DEVA Partisi Genel Başkan Yardımcısı Mustafa Yeneroğlu, "İşkence olsaydı biz susar mıydık teranesi... Milletin acı gerçekleri karşısında inandıklarını iddia ettikleri değerleri paspas eden, kendini emir kulu olarak konumlandıran, görmeyi ve duymayı kendine yasaklamış dilsiz bir anlayış" ifadelerini kullandı.
Yeneroğlu, Serbestiyet'te yayımlanan yazısında, "Son bir haftada, milletvekili olarak utanç verici bulduğum manzaralar sadece yumruklaşmalar ve küfürleşmeler değil maalesef. Dün milletvekili arkadaşlarımızın Dışişleri Bakanı’nı dinleyememesi konusunda sözde denetim için seçilmiş diğer vekillerin iştahlı çabaları da mecliste varlığımızı hatta meclisin anlamını sorgulatan örneklerden sadece birisi" dedi.

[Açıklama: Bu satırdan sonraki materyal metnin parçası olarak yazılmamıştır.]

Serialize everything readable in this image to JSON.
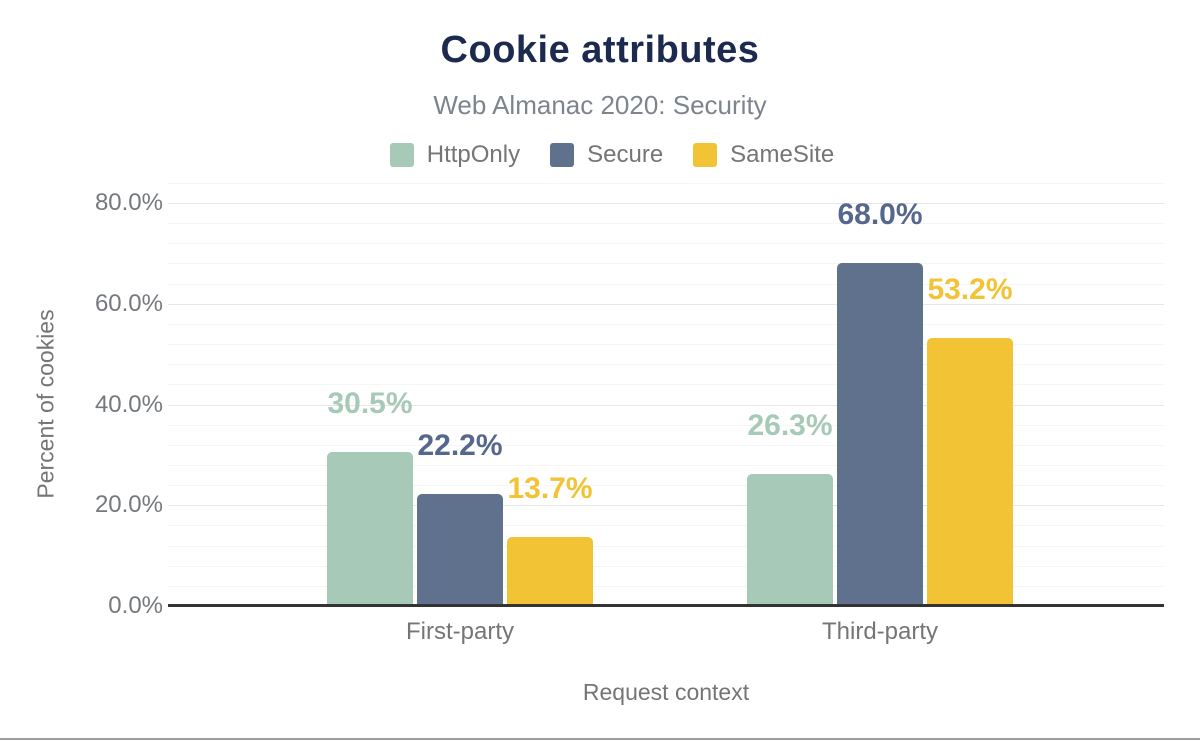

Çarşamba günü İçişleri Bakanı’nın “İnsan Haklarının Korunması ve Kolluk Uygulamaları” sunumunu dinlemek üzere TBMM İnsan Hakları İnceleme Komisyonu toplantısına katıldığını söyleyen Yeneroğlu, şu ifadeleri kullandı:
"İnsan Hakları İnceleme Komisyonu Başkanı olan kişi, işkence gündeme gelince, ironi yapar bir gülümseme ile ‘artık yok’ demez mi, ya sabır derken artık müdahale etme gereği duydum, her gün çiğnenen insan onurunu yok sayan bu korkunç kayıtsızlığa. Çünkü son iki yılda kayıtlara giren işkence vakaları son yirmi yılın zirvesinde, 15 ayda sadece Anayasa Mahkemesi’nin işkence ve kötü muamele ile ilgili verdiği ihlal sayısı 326!
"Toplantı salonunu terk ettim"
Yani bu kadar acı gerçeklere inat bir İnsan Hakları İnceleme Komisyonu yönetimi…
Üstüne de İnsan Hakları İnceleme (!) Komisyonu Başkanı’nın mümkün mertebe sorularla yetinme ricası… Elinden gelse muhalefet milletvekillerini konuşmalarını daha fazla kısacak, ‘misafir’ diye ötekileştirdiklerini de zaten hiç almayacak komisyon toplantısına. Bu gidişatla da olur mu olur.
Tabii bu arada söz alıp işkence ve kötü muamelenin 90’lı yıllarda kaldığını ve artık olmadığını iddia eden hukukçu (!) bir iktidar partisi milletvekili,
Akabinde Allah’lı, dinli, ayetli, kararlı cümlelerle korkunç adaletsizliklere gözünü kapatmış ilahiyatçı bir vekil,
İşkence olsaydı biz susar mıydık teranesi,
Muhalefet vekillerinin uzun süre konuşmalarını insan hakları ihlali olarak değerlendiren diğer bir ‘denetimle yükümlü’ üye…
Yani ne soru ne hesap verilebilirlik ne de denetimle alakası olan tutumlar…
Milletin acı gerçekleri karşısında inandıklarını iddia ettikleri değerleri paspas eden, kendini emir kulu olarak konumlandıran, görmeyi ve duymayı kendine yasaklamış dilsiz bir anlayış.
Elbette saygı duyacağız bu muhalefete söz bırakmayalım uğraşlarına!
2,5 saatten fazla bir vakit sonra; sıramı beklediğim, ikaz ettiğim, sonra adım sıralamada okunmasa bile sabırla beklediğim ama nedense şaşırmadığım cümle geldi: 'Bundan sonra söz isteyen vekillere 2 dakika vereceğim.'
Bu onur kırıcı davranışlara ve insan haklarına kayıtsız hale daha fazla katlanmamak üzere toplantı salonunu terk ettim."